本地APIC定时器没有对应的定时器对象，因为本地APIC定时器仅用来产生周期性中断而从不用来获得子节拍的分辨度。

jiffies变量

这是一个计数器，用来记录系统启动以来产生的节拍总数。每次时钟中断发生时，它便加1。80x86体系结构中，jiffies是一个32位的变量，每隔大约50天它的值会回绕到0,。使用了time_after, time_after_eq, time_before和time_before_eq四个宏，内核处理了jiffies变量的溢出。

#define time_after(a,b)     \                                                       
    (typecheck(unsigned long, a) && \                                               
     typecheck(unsigned long, b) && \                                               
     ((long)(b) - (long)(a) < 0))                                                   
#define time_before(a,b)    time_after(b,a)                                         
                                                                                    
#define time_after_eq(a,b)  \                                                       
    (typecheck(unsigned long, a) && \                                               
     typecheck(unsigned long, b) && \                                               
     ((long)(a) - (long)(b) >= 0))                                                  
#define time_before_eq(a,b) time_after_eq(b,a)

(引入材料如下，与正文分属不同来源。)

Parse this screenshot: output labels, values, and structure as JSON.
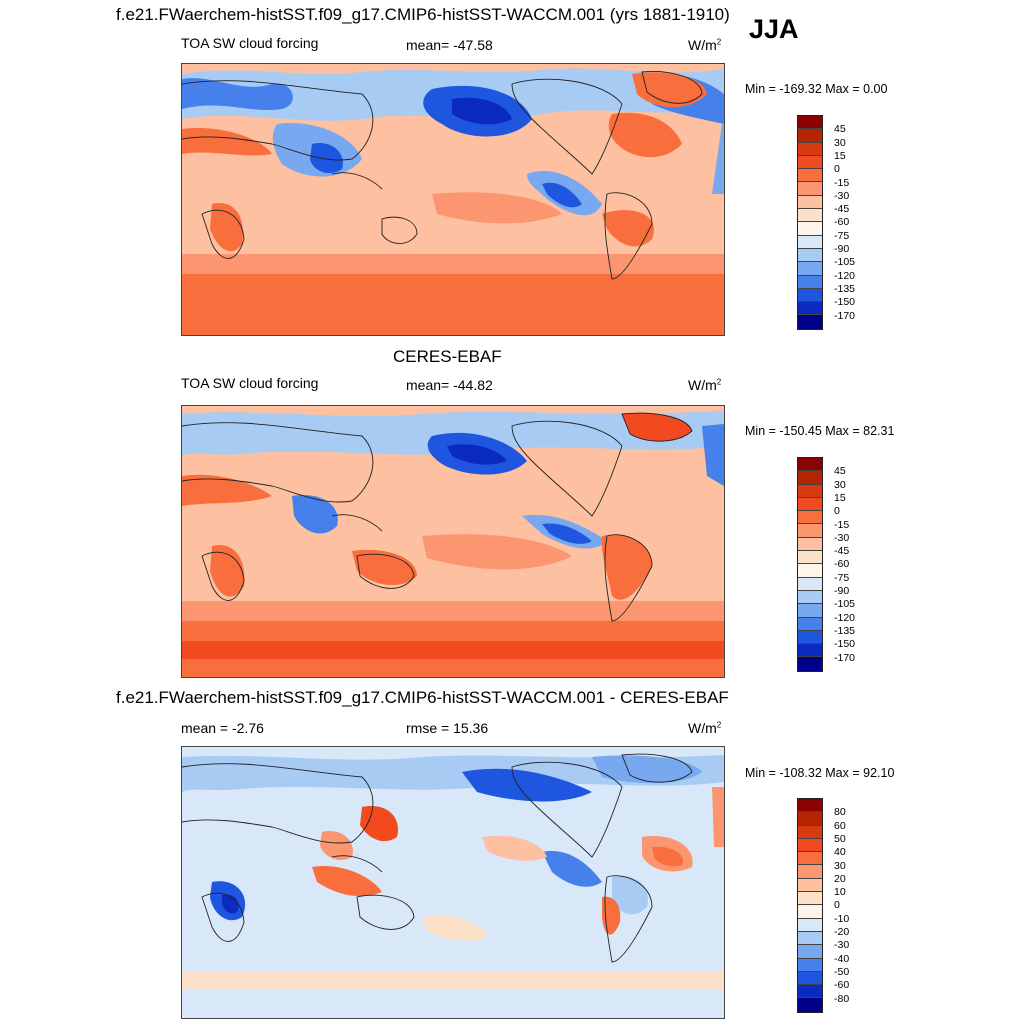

jiffies被初始化为fffb6c20,它是32位有符号值，等于-300000。所以，计数器将会在系统启动后的5分钟内处于溢出状态。这样做，使得那些不对jiffies作溢出检测的内核代码在开发阶段被及时发现，从而不再出现在稳定版本中。

linux需要自系统启动以来产生的系统节拍的真实数目。所以，jiffies变量通过连接器被换算成一个64位计数器的低32位，被称作为jiffies_64。

u64 get_jiffies_64(void)                                                            
{
    unsigned long seq;
    u64 ret;

    do {
        seq = read_seqbegin(&xtime_lock);
        ret = jiffies_64;
    } while (read_seqretry(&xtime_lock, seq));
    return ret;
}

xtime变量
xtime变量存放当前时间和日期，是一个timespec类型的数据结构。

struct timespec {
    time_t  tv_sec;     /* seconds 存放自1970年1月1日午夜以来经过的秒数 */
    long    tv_nsec;    /* nanoseconds 存放自上一秒开始经过的纳秒数 */
};

单处理器系统上的计时体系结构
在单处理器上，所有与定时有关的活动都是IRQ线0上的可编程间隔定时器产生的中断触发的。

初始化阶段

初始化阶段，time_init建立计时体系结构。

irqreturn_t timer_interrupt(int irq, void *dev_id, struct pt_regs *regs)         
{                                                                                
    /*                                                                           
     * Here we are in the timer irq handler. We just have irqs locally           
     * disabled but we don't know if the timer_bh is running on the other        
     * CPU. We need to avoid to SMP race with it. NOTE: we don' t need           
     * the irq version of write_lock because as just said we have irq            
     * locally disabled. -arca                                                   
     */                                                                          
    write_seqlock(&xtime_lock);//保护与定时相关的内核变量

    cur_timer->mark_offset();

    do_timer_interrupt(irq, NULL, regs);

    write_sequnlock(&xtime_lock);
    return IRQ_HANDLED;
}

do_timer_interrupt函数，执行如下操作：

使jiffies_64的值增1，这时候为写操作持有xtime_lock顺序锁
调用update_times函数，更新系统日期和时间。
调用update_process_times函数为本地CPU执行几个与定时相关的计数操作。
调用profile_tick函数
如果使用外部时钟来同步系统时钟，则每隔660秒，调用一次set_rtc_mmss调整实时时钟。

多处理器系统上的计时体系结构

多处理器系统可以依赖两种不同的时钟中断源：可编程间隔定时器或高精度事件定时器产生的中断源。

初始化阶段

函数apic_intr_init中，根据LOCAL_TIMER_VECTOR和低级中断处理程序apic_timer_interrupt的地址设置IDT的中断门。每个APIC必须被告知多久产生一次本地时钟中断。函数calibrate_APIC_clock通过正在启动的CPU的本地APIC来计算在一个节拍内收到多少个总线时钟信号。然后用这个值来对本地所有的APIC编程，通过setup_APIC_timer函数完成。

全局时钟中断处理程序

本地时钟中断处理程序

该处理程序执行系统中与特定CPU相关的计时活动，监管内核代码并检测当前进程在特定CPU上的运行时间。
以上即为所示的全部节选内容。